我们的研究集中在调控DNA合成的位置、时间和进程的细胞信号通路上。我们已经确定了促进DNA复制起始的顺式作用元件，生成了人类细胞中复制起始位点的全基因组图谱，并在复制起始位点（复制起始点）检测到新的蛋白质-DNA相互作用。这些发现是由我们开发和实施的新型生物信息学和生化方法实现的。绘制复制起源活性和表征复制叉进展已经证明了复制、组蛋白修饰和染色质包装之间的紧密联系。然而，观察到的DNA复制程序的高度协调顺序与催化DNA合成的分子机器所表现出的低序列特异性和缺乏识别所有复制起源的“共识”DNA序列形成鲜明对比。我们通过提出和测试假设来解决这一挑战，即基因组复制是由细微的、选择性的蛋白质- dna相互作用指导的，这些相互作用在复制起源的离散组中具有不同的特征。在最近的回顾期间，我们使用遗传，生化，生物信息学，成像和功能分析的组合来研究DNA-蛋白质相互作用和染色质交易控制DNA复制的起始。我们发现了选择性组装在复制起点组上并修改其起始能力的蛋白质复合物，提供了第一个调节DNA复制起始的位点特异性相互作用的例子。在我们的研究中举例说明的方法可以为完全理解在空间和时间上协调染色体复制的相互作用铺平道路。我们目前的研究主要集中在复制起点的两组蛋白质- dna相互作用。首先，我们发现作为ddb1 - cul4相关因子（DCAF）蛋白家族成员的RepID蛋白优先与复制起点相互作用。我们已经证明，在结合它的起点上，启动DNA复制需要RepID。我们进一步证明，RepID通过将泛素连接酶复合物CRL4招募到染色质上来控制复制程序。反过来，repid募集的CRL4阻止异常的染色体再复制，确保每次细胞分裂只发生一次基因组复制。我们还发现了在有丝分裂过程中，RepID和CRL4调控中期-后期转变的另一个功能。这些观察结果为染色体复制和分离的保真度在癌细胞中受损的机制提供了新的见解。我们目前的研究探讨了细胞如何协调RepID和CRL4与其他泛素连接酶在染色质上的活性来调节细胞增殖，并详细描述了CRL4染色质募集和复制起点活性失调的后果。鉴于越来越多的证据表明，在肿瘤发生时，癌基因可以触发染色体再复制和错误分离，以及最近CRL4抑制剂（如neddyylation抑制剂）作为抗癌治疗药物的发展，这些研究具有潜在的翻译意义。
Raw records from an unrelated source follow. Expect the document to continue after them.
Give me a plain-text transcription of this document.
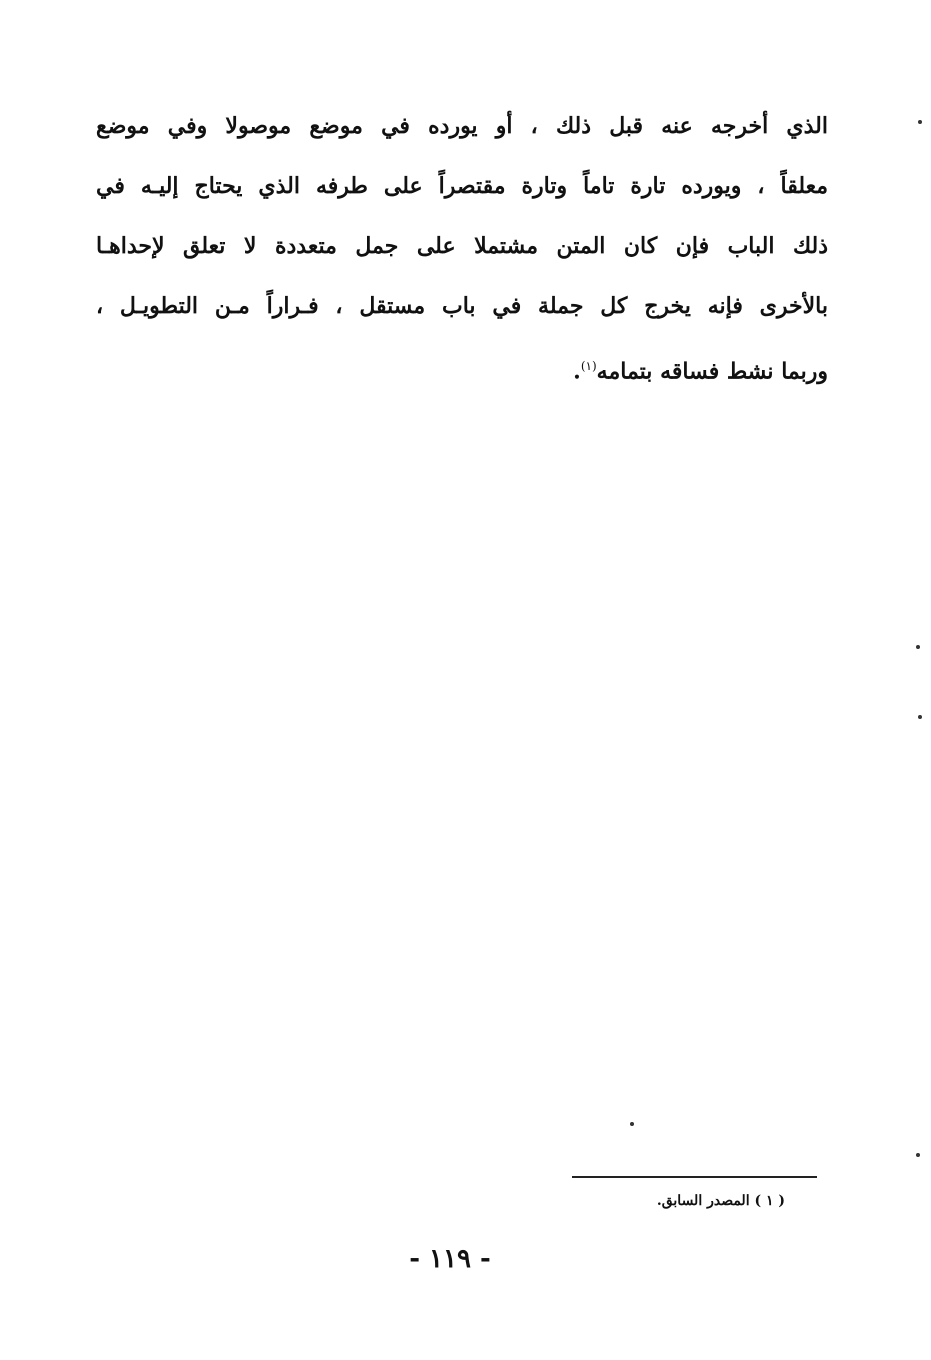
الذي أخرجه عنه قبل ذلك ، أو يورده في موضع موصولا وفي موضع
معلقاً ، ويورده تارة تاماً وتارة مقتصراً على طرفه الذي يحتاج إليـه في
ذلك الباب فإن كان المتن مشتملا على جمل متعددة لا تعلق لإحداهـا
بالأخرى فإنه يخرج كل جملة في باب مستقل ، فـراراً مـن التطويـل ،
وربما نشط فساقه بتمامه$^{(١)}$.
( ١ ) المصدر السابق.
- ١١٩ -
其次，我们确定了复制起点与NAD+依赖性蛋白去乙酰化酶SIRT1之间的相互作用。与RepID不同，SIRT1不是DNA复制所必需的，相反，它将DNA复制的起始限制在特定的起始点组（“基线”起始点），同时阻止复制在其他（“休眠”起始点）起始。这一观察结果表明，细胞能量代谢、表观遗传标记和复制起始激活调控之间存在机制联系，它们在维持基因组完整性方面发挥着关键作用。利用SIRT1活性作为开启和关闭休眠起源的分子开关，我们已经开始详细描述起源休眠，绘制休眠起源的位置，并识别区分休眠起源和基线起源的染色质修饰。这项工作使我们确定了信号网络的组成部分，包括ATR激酶和复制辅助蛋白TOPBP1，当基线起源停滞时，sirt1介导的起源休眠会缓解，因为当细胞处于复制压力下时就会发生这种情况。SIRT1在维持起始点休眠和基因组稳定性方面发挥着关键作用，激活休眠起始点的细胞携带染色体外元件并表现出DNA断裂。我们目前的研究主要集中在与休眠起源相关的蛋白质，以及SIRT1抑制起始的机制。我们还研究了分子途径，包括上述的ATR途径，对抗sirt1介导的抑制，激活应激条件下细胞的休眠起源。由于ATR抑制剂在DTB和其他地方作为有希望的治疗药物被探索，这些分析也具有转化潜力。复制机制对扰动的反应与人类健康有关，不同癌细胞类型中特定的细胞周期调节缺陷可能为它们对治疗的敏感性提供线索。我们的研究表明，DNA复制早期阶段的解除管制通过两种不同的途径导致过度复制和随后的基因组不稳定：一种涉及休眠起源的激活，另一种涉及基线起源的过度激活。我们目前正在描述由每种途径激活的复制起源的遗传和表观遗传特性，以及每种途径调节的蛋白质- dna相互作用。使用单纤维分析和基于测序的技术相结合，我们分析了暴露于化疗药物和染色质调节剂后的复制动力学。这些研究有望确定通常参与防止过度复制的染色质靶点，并揭示将代谢状态传递给染色质的信号通路。随着我们更多地了解促进DNA复制的局部和远端相互作用，我们将探索从染色质到细胞周期机制的信号返回途径，以影响复制景观和细胞对抗癌治疗的反应。我们的研究依赖于我们开发的工具来绘制整个基因组的复制起始位点，并比较具有不同染色质特征的复制起始位点。我们还与NCI内外的其他研究人员合作，以表征癌细胞的遗传和表观遗传特征，并参与将遗传和表观遗传特征与治疗反应联系起来的合作努力。在未来的研究中，我们计划进一步剖析调节染色体复制的分子相互作用。具体来说，使用单纤维分析、生化和计算工具的组合，我们将系统地表征蛋白质-DNA和蛋白质-蛋白质相互作用，这些相互作用介导了RepID、SIRT1和DNA损伤信号通路对染色体复制程序的影响。

项目成果

Phosphorylated SIRT1 associates with replication origins to prevent excess replication initiation and preserve genomic stability.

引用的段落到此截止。